In September 1887, Macune was instrumental in launching the Farmers' Alliance Exchange of Texas, a flagship cooperative purchasing agency for the Alliance located in Dallas. The exchange attempted to boost farmers' incomes by purchasing their crop at higher prices through the removal of a layer of middlemen, as well as by reducing their costs through bulk purchases of supplies for its members. Macune served as business manager of the enterprise. Although Macune was opposed to the idea, the board of directors of the Exchange decided to construct a massive new four-story building as substantial cost, which resulted in severe cash-flow difficulties which ultimately resulted in the Exchange's termination in December 1889.

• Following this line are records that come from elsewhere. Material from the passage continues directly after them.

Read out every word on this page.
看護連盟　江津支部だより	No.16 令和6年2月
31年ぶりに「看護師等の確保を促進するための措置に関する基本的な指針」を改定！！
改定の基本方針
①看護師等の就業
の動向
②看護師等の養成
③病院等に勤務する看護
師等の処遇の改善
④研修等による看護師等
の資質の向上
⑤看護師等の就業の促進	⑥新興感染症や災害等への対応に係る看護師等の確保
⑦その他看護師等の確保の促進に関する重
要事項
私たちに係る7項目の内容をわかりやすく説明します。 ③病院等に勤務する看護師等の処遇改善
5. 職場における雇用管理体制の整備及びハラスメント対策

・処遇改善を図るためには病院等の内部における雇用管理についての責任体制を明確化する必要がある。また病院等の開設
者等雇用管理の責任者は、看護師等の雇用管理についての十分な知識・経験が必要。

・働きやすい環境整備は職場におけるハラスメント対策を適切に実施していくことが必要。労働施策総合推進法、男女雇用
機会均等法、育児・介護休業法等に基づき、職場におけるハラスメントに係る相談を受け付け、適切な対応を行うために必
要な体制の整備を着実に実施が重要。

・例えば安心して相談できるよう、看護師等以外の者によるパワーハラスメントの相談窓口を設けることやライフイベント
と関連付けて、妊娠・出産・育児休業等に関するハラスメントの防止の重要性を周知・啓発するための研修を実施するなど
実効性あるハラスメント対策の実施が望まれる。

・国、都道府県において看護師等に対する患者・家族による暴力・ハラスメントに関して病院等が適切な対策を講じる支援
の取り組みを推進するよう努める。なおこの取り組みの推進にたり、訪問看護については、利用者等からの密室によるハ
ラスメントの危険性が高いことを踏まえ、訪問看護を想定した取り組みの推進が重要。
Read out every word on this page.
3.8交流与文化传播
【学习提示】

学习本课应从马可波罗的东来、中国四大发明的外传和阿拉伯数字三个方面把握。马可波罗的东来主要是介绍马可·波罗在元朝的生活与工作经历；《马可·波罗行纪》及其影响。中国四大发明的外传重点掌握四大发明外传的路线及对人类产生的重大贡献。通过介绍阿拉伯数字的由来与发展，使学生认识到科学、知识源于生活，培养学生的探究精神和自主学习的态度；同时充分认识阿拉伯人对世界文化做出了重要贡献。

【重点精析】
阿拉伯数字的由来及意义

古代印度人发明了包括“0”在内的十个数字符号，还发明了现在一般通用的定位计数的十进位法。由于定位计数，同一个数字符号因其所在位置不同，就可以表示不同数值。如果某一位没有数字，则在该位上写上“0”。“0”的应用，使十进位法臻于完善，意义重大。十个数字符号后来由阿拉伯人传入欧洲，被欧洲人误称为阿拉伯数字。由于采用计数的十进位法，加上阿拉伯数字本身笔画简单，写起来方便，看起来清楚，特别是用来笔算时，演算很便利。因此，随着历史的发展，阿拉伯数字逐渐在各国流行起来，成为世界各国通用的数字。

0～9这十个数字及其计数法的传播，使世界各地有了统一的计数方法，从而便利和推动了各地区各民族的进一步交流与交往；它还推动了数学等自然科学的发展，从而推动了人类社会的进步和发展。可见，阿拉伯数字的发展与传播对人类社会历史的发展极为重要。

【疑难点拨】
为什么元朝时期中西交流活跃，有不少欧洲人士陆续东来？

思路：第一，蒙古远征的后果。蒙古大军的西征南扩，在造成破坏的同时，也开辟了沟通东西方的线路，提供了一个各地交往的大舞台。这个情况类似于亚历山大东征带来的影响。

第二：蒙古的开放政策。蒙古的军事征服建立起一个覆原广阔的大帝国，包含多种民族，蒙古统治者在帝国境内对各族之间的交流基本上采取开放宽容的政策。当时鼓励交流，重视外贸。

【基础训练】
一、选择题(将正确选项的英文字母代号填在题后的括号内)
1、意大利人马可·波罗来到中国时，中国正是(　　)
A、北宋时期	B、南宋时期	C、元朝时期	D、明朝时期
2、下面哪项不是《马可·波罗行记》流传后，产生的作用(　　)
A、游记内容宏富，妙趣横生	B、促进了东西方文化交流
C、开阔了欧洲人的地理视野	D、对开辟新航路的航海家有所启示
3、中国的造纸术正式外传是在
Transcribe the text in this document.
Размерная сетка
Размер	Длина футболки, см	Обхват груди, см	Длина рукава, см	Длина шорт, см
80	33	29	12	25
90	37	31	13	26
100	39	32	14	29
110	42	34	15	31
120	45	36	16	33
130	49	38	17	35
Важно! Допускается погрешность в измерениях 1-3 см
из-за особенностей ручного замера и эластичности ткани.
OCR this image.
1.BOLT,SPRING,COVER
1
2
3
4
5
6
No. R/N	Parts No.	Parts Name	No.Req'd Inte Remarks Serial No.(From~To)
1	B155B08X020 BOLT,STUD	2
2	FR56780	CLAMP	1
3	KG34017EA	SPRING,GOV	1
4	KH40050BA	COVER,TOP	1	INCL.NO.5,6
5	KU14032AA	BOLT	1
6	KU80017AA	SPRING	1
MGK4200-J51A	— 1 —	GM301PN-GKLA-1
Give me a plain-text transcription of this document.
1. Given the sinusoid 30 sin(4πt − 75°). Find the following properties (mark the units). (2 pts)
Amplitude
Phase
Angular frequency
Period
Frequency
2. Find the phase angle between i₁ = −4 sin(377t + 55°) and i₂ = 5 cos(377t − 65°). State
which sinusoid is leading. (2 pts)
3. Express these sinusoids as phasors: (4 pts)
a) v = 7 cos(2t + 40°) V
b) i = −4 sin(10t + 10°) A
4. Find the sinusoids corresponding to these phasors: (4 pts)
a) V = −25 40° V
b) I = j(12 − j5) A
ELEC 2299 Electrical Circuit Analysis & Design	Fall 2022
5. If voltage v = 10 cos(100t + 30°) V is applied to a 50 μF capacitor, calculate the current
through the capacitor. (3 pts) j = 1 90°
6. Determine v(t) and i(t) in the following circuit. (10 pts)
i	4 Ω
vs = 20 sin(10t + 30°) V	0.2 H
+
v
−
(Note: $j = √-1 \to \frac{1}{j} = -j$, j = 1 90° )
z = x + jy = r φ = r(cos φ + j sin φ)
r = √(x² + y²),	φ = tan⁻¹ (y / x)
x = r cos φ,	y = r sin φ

In March 1889 Macune made use of a $10,000 loan from a wealthy Texas Alliance member and launched a new publication, The National Economist, in Washington, D.C. He also started a publishing house at that same time, the Alliance Publishing Company. These would become the official organ and official publishing house of the Southern Alliance, with Macune deeply involved in the affairs of each.

In 1890 Macune initiated a new concept called the Sub-Treasury Plan. This proposal called for the establishment of a network of government warehouses for the storage of non-perishable agricultural commodities (such as cotton), to be operated at minimal cost to participating farmers. Farmers making use of the facilities could then draw low-interest loans of up to 80% of the value of their goods held in storage, payable in U.S. Treasury notes. The Sub-Treasury idea became a main policy initiative of the Southern Farmers' Alliance after 1890 and was a primary cause of the group's move into partisan politics through a third party called the People's Party.

A loyal Democrat, Macune grudgingly supported the People's Party (commonly known as the "Populists") through the fall of 1892, when he was embroiled in a scandal by allowing an associate to make use of the Farmers' Alliance mailing list for the distribution of Democratic campaign literature. In the aftermath of this affair and amidst charges of financial improprieties with regards to the operation of The National Economist, Macune resigned his posts as editor and member of the National Executive Committee of the Southern Alliance.

===Later years===

His participation in the Populist movement at an end, Charles Macune remained in Washington, D.C., as the editor of the Evening Star until 1895. He then returned to Cameron, Texas, with his wife and six children and established a short-lived newspaper there. Upon the failure of that publication, Macune gained a state license to practice law and in 1896 he opened a legal practice in Beaumont. This was followed in 1900 by a move back to Central Texas and a return to the practice of medicine for a brief interval.

Macune began to study for a position in the ministry of the Methodist church and in June 1901 he was licensed to preach. Macune accepted his first Methodist pastorate at Copperas Cove, Texas, in 1902. He spent the rest of his working life as a preacher in a series of small Southwestern towns, including a brief missionary stint in Mexico.

Macune retired to Fort Worth, Texas, where he died on November 3, 1940, at the age of 89.